In a sign of things to come, the Hellenic Police Federation has called for the arrest of Troika officials on Greek soil for attacks on “democracy and national sovereignty".
It is clear that Germany’s finance minister Wolfgang Schäuble wishes to expel Greece from the euro, calculating that Euroland is now strong enough to withstand contagion, and that the European Central Bank’s `Draghi bazooka’ for lenders has eliminated the risk of a financial collapse.
“We can’t keep sinking billions into a bottomless pit,” he said on Friday.
Earlier he was caught on camera telling his Portuguese colleague that Lisbon can expect softer terms on its rescue package but only once Europe has dealt harshly enough with Greece to satisfy German public opinion.
Any slippage by Greece will be seized upon as a pretext to withhold the EU loans.
It is certainly arguable Greece has no hope of clawing back viability within monetary union and should therefore return to the Drachma.
While Ireland has pulled off an “internal devaluation” inside EMU by deflating wages, it has an open economy, a high trade gearing, and a current account surplus: Greece has a deficit of 9.4pc of GDP after four years of slump. Greece’s “equilibrium real exchange rate” is overvalued by 33pc according to IMF data.
But that is not the argument made by Mr Schäuble. As high priest of the “household fallacy” - the false equation of macro-economics with the budget of a Schwabian Hausfrau - he thinks Greece is in trouble because it spends too much, not because it is trapped in debt deflation with a badly over-valued currency.
From there he progresses to the next fallacy of thinking that Portugal, Spain, and Italy will pull through as long as they cut, cut, and cut again.
If Portugal spirals down in much the same fashion as Greece once austerity bites in earnest - and therefore misses target after target - it is likely that Mr Schäuble will turn on Portugal with equal fury, because that is how he sees the world.
Each failure is ascribed to lack of moral fibre, not to the design flaws in the currency project that he himself helped create and foist on the German people against their wishes.
Belief that EMU fall-out from Greek exit - or “Grexit” in market slang - can be contained by firewalls and more fiscal austerity assumes that Greece is a special case, alone brought low by turpitude.
If you think, as I do, that Greece did indeed commit a host of sins but is also the first of several victims of a mad ideological experiment that shackled together economies with different growth rates, wage bargaining systems, productivity patterns, sensitivity to interest rates, and inflation proclivities - without fiscal transfers or sufficient labour mobility to cushion the effects - and that this disaster was compounded by Germany’s (beggar-thy-EMU-neighbour?) wage squeeze, and compounded yet further by sharp monetary and fiscal contraction at the wrong moment in the states most at risk, then you will expect the crisis to grind on whatever happens in Greece.
The EMU end-game is harrowing for Greece, but it is also ghastly for Germany.

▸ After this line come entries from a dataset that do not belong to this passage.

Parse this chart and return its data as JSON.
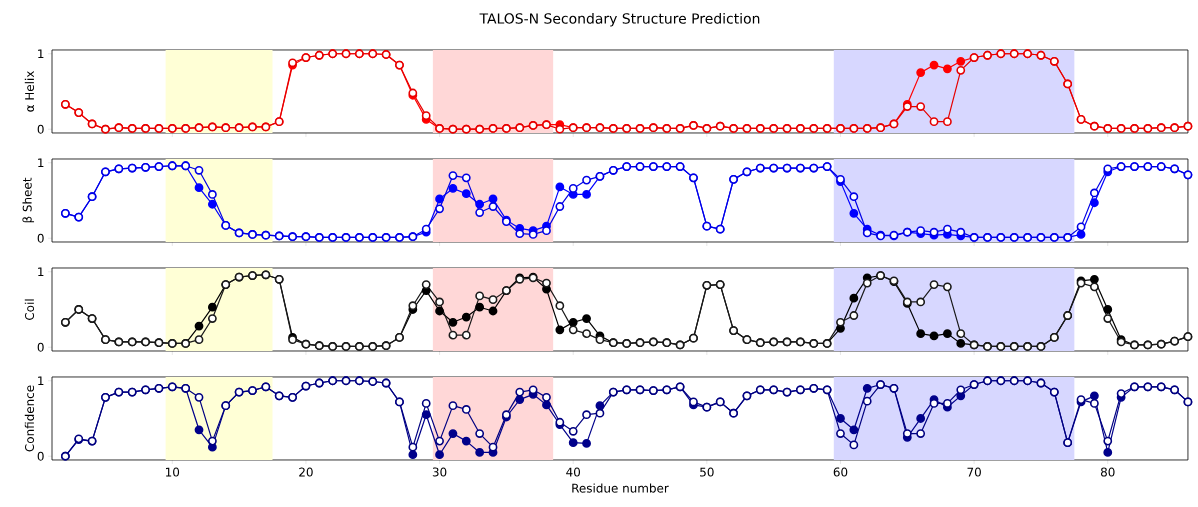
{
  "chart_data": [
    {
      "type": "line",
      "title": "TALOS-N Secondary Structure Prediction",
      "ylabel": "α Helix",
      "marker": "circle",
      "tick_labels": "y",
      "x": [
        2,
        3,
        4,
        5,
        6,
        7,
        8,
        9,
        10,
        11,
        12,
        13,
        14,
        15,
        16,
        17,
        18,
        19,
        20,
        21,
        22,
        23,
        24,
        25,
        26,
        27,
        28,
        29,
        30,
        31,
        32,
        33,
        34,
        35,
        36,
        37,
        38,
        39,
        40,
        41,
        42,
        43,
        44,
        45,
        46,
        47,
        48,
        49,
        50,
        51,
        52,
        53,
        54,
        55,
        56,
        57,
        58,
        59,
        60,
        61,
        62,
        63,
        64,
        65,
        66,
        67,
        68,
        69,
        70,
        71,
        72,
        73,
        74,
        75,
        76,
        77,
        78,
        79,
        80,
        81,
        82,
        83,
        84,
        85,
        86
      ],
      "xlim": [
        1,
        86
      ],
      "xticks": [
        10,
        20,
        30,
        40,
        50,
        60,
        70,
        80
      ],
      "ylim": [
        -0.05,
        1.05
      ],
      "yticks": [
        0,
        1
      ],
      "bands": [
        {
          "axis": "x",
          "from": 9.5,
          "to": 17.5,
          "color": "#ffffd6"
        },
        {
          "axis": "x",
          "from": 29.5,
          "to": 38.5,
          "color": "#ffd7d7"
        },
        {
          "axis": "x",
          "from": 59.5,
          "to": 77.5,
          "color": "#d7d7ff"
        }
      ],
      "series": [
        {
          "color": "#ff0000",
          "values": [
            0.33,
            0.22,
            0.07,
            0.0,
            0.02,
            0.01,
            0.01,
            0.01,
            0.01,
            0.01,
            0.02,
            0.03,
            0.02,
            0.02,
            0.03,
            0.03,
            0.1,
            0.85,
            0.95,
            0.98,
            1.0,
            1.0,
            1.0,
            1.0,
            0.99,
            0.85,
            0.45,
            0.13,
            0.01,
            0.0,
            0.0,
            0.0,
            0.01,
            0.01,
            0.02,
            0.05,
            0.06,
            0.06,
            0.02,
            0.02,
            0.02,
            0.01,
            0.01,
            0.01,
            0.02,
            0.01,
            0.01,
            0.05,
            0.01,
            0.04,
            0.01,
            0.01,
            0.01,
            0.01,
            0.01,
            0.01,
            0.01,
            0.01,
            0.01,
            0.01,
            0.01,
            0.02,
            0.07,
            0.33,
            0.75,
            0.85,
            0.8,
            0.9,
            0.95,
            0.98,
            1.0,
            1.0,
            1.0,
            0.98,
            0.9,
            0.6,
            0.13,
            0.04,
            0.01,
            0.01,
            0.01,
            0.01,
            0.02,
            0.02,
            0.04
          ]
        },
        {
          "color": "#e60000",
          "values": [
            0.33,
            0.22,
            0.07,
            0.0,
            0.02,
            0.01,
            0.01,
            0.01,
            0.01,
            0.01,
            0.02,
            0.03,
            0.02,
            0.02,
            0.03,
            0.03,
            0.1,
            0.88,
            0.95,
            0.98,
            1.0,
            1.0,
            1.0,
            1.0,
            0.99,
            0.85,
            0.48,
            0.18,
            0.01,
            0.0,
            0.0,
            0.0,
            0.01,
            0.01,
            0.02,
            0.05,
            0.06,
            0.0,
            0.02,
            0.02,
            0.02,
            0.01,
            0.01,
            0.01,
            0.02,
            0.01,
            0.01,
            0.05,
            0.01,
            0.04,
            0.01,
            0.01,
            0.01,
            0.01,
            0.01,
            0.01,
            0.01,
            0.01,
            0.01,
            0.01,
            0.01,
            0.02,
            0.07,
            0.3,
            0.3,
            0.1,
            0.1,
            0.78,
            0.95,
            0.98,
            1.0,
            1.0,
            1.0,
            0.98,
            0.9,
            0.6,
            0.13,
            0.04,
            0.01,
            0.01,
            0.01,
            0.01,
            0.02,
            0.02,
            0.04
          ]
        }
      ]
    },
    {
      "type": "line",
      "ylabel": "β Sheet",
      "marker": "circle",
      "tick_labels": "y",
      "x": [
        2,
        3,
        4,
        5,
        6,
        7,
        8,
        9,
        10,
        11,
        12,
        13,
        14,
        15,
        16,
        17,
        18,
        19,
        20,
        21,
        22,
        23,
        24,
        25,
        26,
        27,
        28,
        29,
        30,
        31,
        32,
        33,
        34,
        35,
        36,
        37,
        38,
        39,
        40,
        41,
        42,
        43,
        44,
        45,
        46,
        47,
        48,
        49,
        50,
        51,
        52,
        53,
        54,
        55,
        56,
        57,
        58,
        59,
        60,
        61,
        62,
        63,
        64,
        65,
        66,
        67,
        68,
        69,
        70,
        71,
        72,
        73,
        74,
        75,
        76,
        77,
        78,
        79,
        80,
        81,
        82,
        83,
        84,
        85,
        86
      ],
      "xlim": [
        1,
        86
      ],
      "xticks": [
        10,
        20,
        30,
        40,
        50,
        60,
        70,
        80
      ],
      "ylim": [
        -0.05,
        1.05
      ],
      "yticks": [
        0,
        1
      ],
      "bands": [
        {
          "axis": "x",
          "from": 9.5,
          "to": 17.5,
          "color": "#ffffd6"
        },
        {
          "axis": "x",
          "from": 29.5,
          "to": 38.5,
          "color": "#ffd7d7"
        },
        {
          "axis": "x",
          "from": 59.5,
          "to": 77.5,
          "color": "#d7d7ff"
        }
      ],
      "series": [
        {
          "color": "#0000ff",
          "values": [
            0.33,
            0.28,
            0.55,
            0.88,
            0.92,
            0.93,
            0.94,
            0.95,
            0.96,
            0.96,
            0.67,
            0.45,
            0.17,
            0.07,
            0.05,
            0.04,
            0.03,
            0.02,
            0.02,
            0.01,
            0.01,
            0.01,
            0.01,
            0.01,
            0.01,
            0.01,
            0.02,
            0.08,
            0.52,
            0.66,
            0.59,
            0.45,
            0.52,
            0.24,
            0.13,
            0.1,
            0.16,
            0.68,
            0.58,
            0.58,
            0.82,
            0.9,
            0.95,
            0.95,
            0.95,
            0.95,
            0.95,
            0.8,
            0.16,
            0.12,
            0.78,
            0.88,
            0.93,
            0.93,
            0.93,
            0.93,
            0.93,
            0.95,
            0.75,
            0.33,
            0.12,
            0.04,
            0.03,
            0.08,
            0.06,
            0.04,
            0.05,
            0.03,
            0.01,
            0.01,
            0.01,
            0.01,
            0.01,
            0.01,
            0.01,
            0.01,
            0.05,
            0.47,
            0.88,
            0.95,
            0.95,
            0.95,
            0.95,
            0.92,
            0.84
          ]
        },
        {
          "color": "#0000e6",
          "values": [
            0.33,
            0.28,
            0.55,
            0.88,
            0.92,
            0.93,
            0.94,
            0.95,
            0.96,
            0.96,
            0.9,
            0.58,
            0.17,
            0.07,
            0.05,
            0.04,
            0.03,
            0.02,
            0.02,
            0.01,
            0.01,
            0.01,
            0.01,
            0.01,
            0.01,
            0.01,
            0.02,
            0.12,
            0.39,
            0.83,
            0.8,
            0.34,
            0.42,
            0.22,
            0.06,
            0.05,
            0.1,
            0.42,
            0.66,
            0.77,
            0.82,
            0.9,
            0.95,
            0.95,
            0.95,
            0.95,
            0.95,
            0.8,
            0.16,
            0.12,
            0.78,
            0.88,
            0.93,
            0.93,
            0.93,
            0.93,
            0.93,
            0.95,
            0.78,
            0.55,
            0.07,
            0.03,
            0.04,
            0.08,
            0.1,
            0.08,
            0.12,
            0.08,
            0.01,
            0.01,
            0.01,
            0.01,
            0.01,
            0.01,
            0.01,
            0.01,
            0.15,
            0.6,
            0.92,
            0.95,
            0.95,
            0.95,
            0.95,
            0.92,
            0.84
          ]
        }
      ]
    },
    {
      "type": "line",
      "ylabel": "Coil",
      "marker": "circle",
      "tick_labels": "y",
      "x": [
        2,
        3,
        4,
        5,
        6,
        7,
        8,
        9,
        10,
        11,
        12,
        13,
        14,
        15,
        16,
        17,
        18,
        19,
        20,
        21,
        22,
        23,
        24,
        25,
        26,
        27,
        28,
        29,
        30,
        31,
        32,
        33,
        34,
        35,
        36,
        37,
        38,
        39,
        40,
        41,
        42,
        43,
        44,
        45,
        46,
        47,
        48,
        49,
        50,
        51,
        52,
        53,
        54,
        55,
        56,
        57,
        58,
        59,
        60,
        61,
        62,
        63,
        64,
        65,
        66,
        67,
        68,
        69,
        70,
        71,
        72,
        73,
        74,
        75,
        76,
        77,
        78,
        79,
        80,
        81,
        82,
        83,
        84,
        85,
        86
      ],
      "xlim": [
        1,
        86
      ],
      "xticks": [
        10,
        20,
        30,
        40,
        50,
        60,
        70,
        80
      ],
      "ylim": [
        -0.05,
        1.05
      ],
      "yticks": [
        0,
        1
      ],
      "bands": [
        {
          "axis": "x",
          "from": 9.5,
          "to": 17.5,
          "color": "#ffffd6"
        },
        {
          "axis": "x",
          "from": 29.5,
          "to": 38.5,
          "color": "#ffd7d7"
        },
        {
          "axis": "x",
          "from": 59.5,
          "to": 77.5,
          "color": "#d7d7ff"
        }
      ],
      "series": [
        {
          "color": "#000000",
          "values": [
            0.33,
            0.5,
            0.38,
            0.1,
            0.07,
            0.07,
            0.07,
            0.06,
            0.05,
            0.05,
            0.28,
            0.53,
            0.83,
            0.93,
            0.95,
            0.96,
            0.9,
            0.13,
            0.04,
            0.02,
            0.01,
            0.01,
            0.01,
            0.01,
            0.02,
            0.13,
            0.5,
            0.75,
            0.48,
            0.33,
            0.4,
            0.53,
            0.48,
            0.75,
            0.92,
            0.93,
            0.77,
            0.23,
            0.33,
            0.38,
            0.15,
            0.06,
            0.05,
            0.06,
            0.07,
            0.06,
            0.03,
            0.12,
            0.82,
            0.83,
            0.22,
            0.1,
            0.06,
            0.07,
            0.07,
            0.07,
            0.05,
            0.05,
            0.25,
            0.65,
            0.92,
            0.95,
            0.87,
            0.58,
            0.18,
            0.15,
            0.18,
            0.05,
            0.03,
            0.01,
            0.01,
            0.01,
            0.01,
            0.01,
            0.13,
            0.42,
            0.88,
            0.9,
            0.5,
            0.1,
            0.03,
            0.03,
            0.04,
            0.08,
            0.14
          ]
        },
        {
          "color": "#1a1a1a",
          "values": [
            0.33,
            0.5,
            0.38,
            0.1,
            0.07,
            0.07,
            0.07,
            0.06,
            0.05,
            0.05,
            0.1,
            0.38,
            0.83,
            0.93,
            0.95,
            0.96,
            0.9,
            0.1,
            0.04,
            0.02,
            0.01,
            0.01,
            0.01,
            0.01,
            0.02,
            0.13,
            0.55,
            0.83,
            0.6,
            0.16,
            0.16,
            0.68,
            0.63,
            0.75,
            0.9,
            0.92,
            0.85,
            0.55,
            0.23,
            0.18,
            0.1,
            0.06,
            0.05,
            0.06,
            0.07,
            0.06,
            0.03,
            0.12,
            0.82,
            0.83,
            0.22,
            0.1,
            0.06,
            0.07,
            0.07,
            0.07,
            0.05,
            0.05,
            0.33,
            0.42,
            0.85,
            0.95,
            0.88,
            0.6,
            0.6,
            0.83,
            0.8,
            0.18,
            0.03,
            0.01,
            0.01,
            0.01,
            0.01,
            0.01,
            0.13,
            0.42,
            0.85,
            0.8,
            0.38,
            0.07,
            0.03,
            0.03,
            0.04,
            0.08,
            0.14
          ]
        }
      ]
    },
    {
      "type": "line",
      "ylabel": "Confidence",
      "xlabel": "Residue number",
      "marker": "circle",
      "x": [
        2,
        3,
        4,
        5,
        6,
        7,
        8,
        9,
        10,
        11,
        12,
        13,
        14,
        15,
        16,
        17,
        18,
        19,
        20,
        21,
        22,
        23,
        24,
        25,
        26,
        27,
        28,
        29,
        30,
        31,
        32,
        33,
        34,
        35,
        36,
        37,
        38,
        39,
        40,
        41,
        42,
        43,
        44,
        45,
        46,
        47,
        48,
        49,
        50,
        51,
        52,
        53,
        54,
        55,
        56,
        57,
        58,
        59,
        60,
        61,
        62,
        63,
        64,
        65,
        66,
        67,
        68,
        69,
        70,
        71,
        72,
        73,
        74,
        75,
        76,
        77,
        78,
        79,
        80,
        81,
        82,
        83,
        84,
        85,
        86
      ],
      "xlim": [
        1,
        86
      ],
      "xticks": [
        10,
        20,
        30,
        40,
        50,
        60,
        70,
        80
      ],
      "ylim": [
        -0.05,
        1.05
      ],
      "yticks": [
        0,
        1
      ],
      "bands": [
        {
          "axis": "x",
          "from": 9.5,
          "to": 17.5,
          "color": "#ffffd6"
        },
        {
          "axis": "x",
          "from": 29.5,
          "to": 38.5,
          "color": "#ffd7d7"
        },
        {
          "axis": "x",
          "from": 59.5,
          "to": 77.5,
          "color": "#d7d7ff"
        }
      ],
      "series": [
        {
          "color": "#00008b",
          "values": [
            0.0,
            0.22,
            0.2,
            0.78,
            0.85,
            0.85,
            0.88,
            0.9,
            0.92,
            0.9,
            0.35,
            0.12,
            0.67,
            0.85,
            0.87,
            0.92,
            0.8,
            0.78,
            0.93,
            0.97,
            1.0,
            1.0,
            1.0,
            0.99,
            0.97,
            0.72,
            0.02,
            0.55,
            0.02,
            0.3,
            0.2,
            0.05,
            0.05,
            0.52,
            0.75,
            0.82,
            0.68,
            0.42,
            0.18,
            0.17,
            0.67,
            0.85,
            0.88,
            0.88,
            0.87,
            0.88,
            0.92,
            0.68,
            0.65,
            0.72,
            0.57,
            0.8,
            0.88,
            0.88,
            0.85,
            0.88,
            0.9,
            0.88,
            0.5,
            0.35,
            0.9,
            0.95,
            0.9,
            0.25,
            0.5,
            0.75,
            0.65,
            0.8,
            0.95,
            1.0,
            1.0,
            1.0,
            1.0,
            0.97,
            0.85,
            0.18,
            0.72,
            0.8,
            0.05,
            0.78,
            0.92,
            0.92,
            0.92,
            0.88,
            0.72
          ]
        },
        {
          "color": "#000080",
          "values": [
            0.0,
            0.23,
            0.2,
            0.78,
            0.85,
            0.85,
            0.88,
            0.9,
            0.92,
            0.9,
            0.78,
            0.2,
            0.67,
            0.85,
            0.87,
            0.92,
            0.8,
            0.78,
            0.93,
            0.97,
            1.0,
            1.0,
            1.0,
            0.99,
            0.97,
            0.72,
            0.12,
            0.7,
            0.2,
            0.67,
            0.62,
            0.3,
            0.12,
            0.55,
            0.85,
            0.88,
            0.78,
            0.45,
            0.33,
            0.55,
            0.57,
            0.85,
            0.88,
            0.88,
            0.87,
            0.88,
            0.92,
            0.72,
            0.65,
            0.72,
            0.57,
            0.8,
            0.88,
            0.88,
            0.85,
            0.88,
            0.9,
            0.88,
            0.3,
            0.15,
            0.73,
            0.95,
            0.9,
            0.3,
            0.3,
            0.7,
            0.7,
            0.88,
            0.95,
            1.0,
            1.0,
            1.0,
            1.0,
            0.97,
            0.85,
            0.18,
            0.75,
            0.7,
            0.2,
            0.83,
            0.92,
            0.92,
            0.92,
            0.88,
            0.72
          ]
        }
      ]
    }
  ]
}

Berlin has accumulated ruinous liabilities without yet solving anything, and is fast squandering sixty years of diligent statecraft.
By demanding a budget viceroy for Greece, and now an escrow account to seize Greek revenues at source, the Merkel-Schäuble government has crossed a diplomatic line and brutalised EU politics. “Memorandum Macht Frei”, as one Greek newspaper splashed.
Would Konrad Adenauer ever have made such a blunder?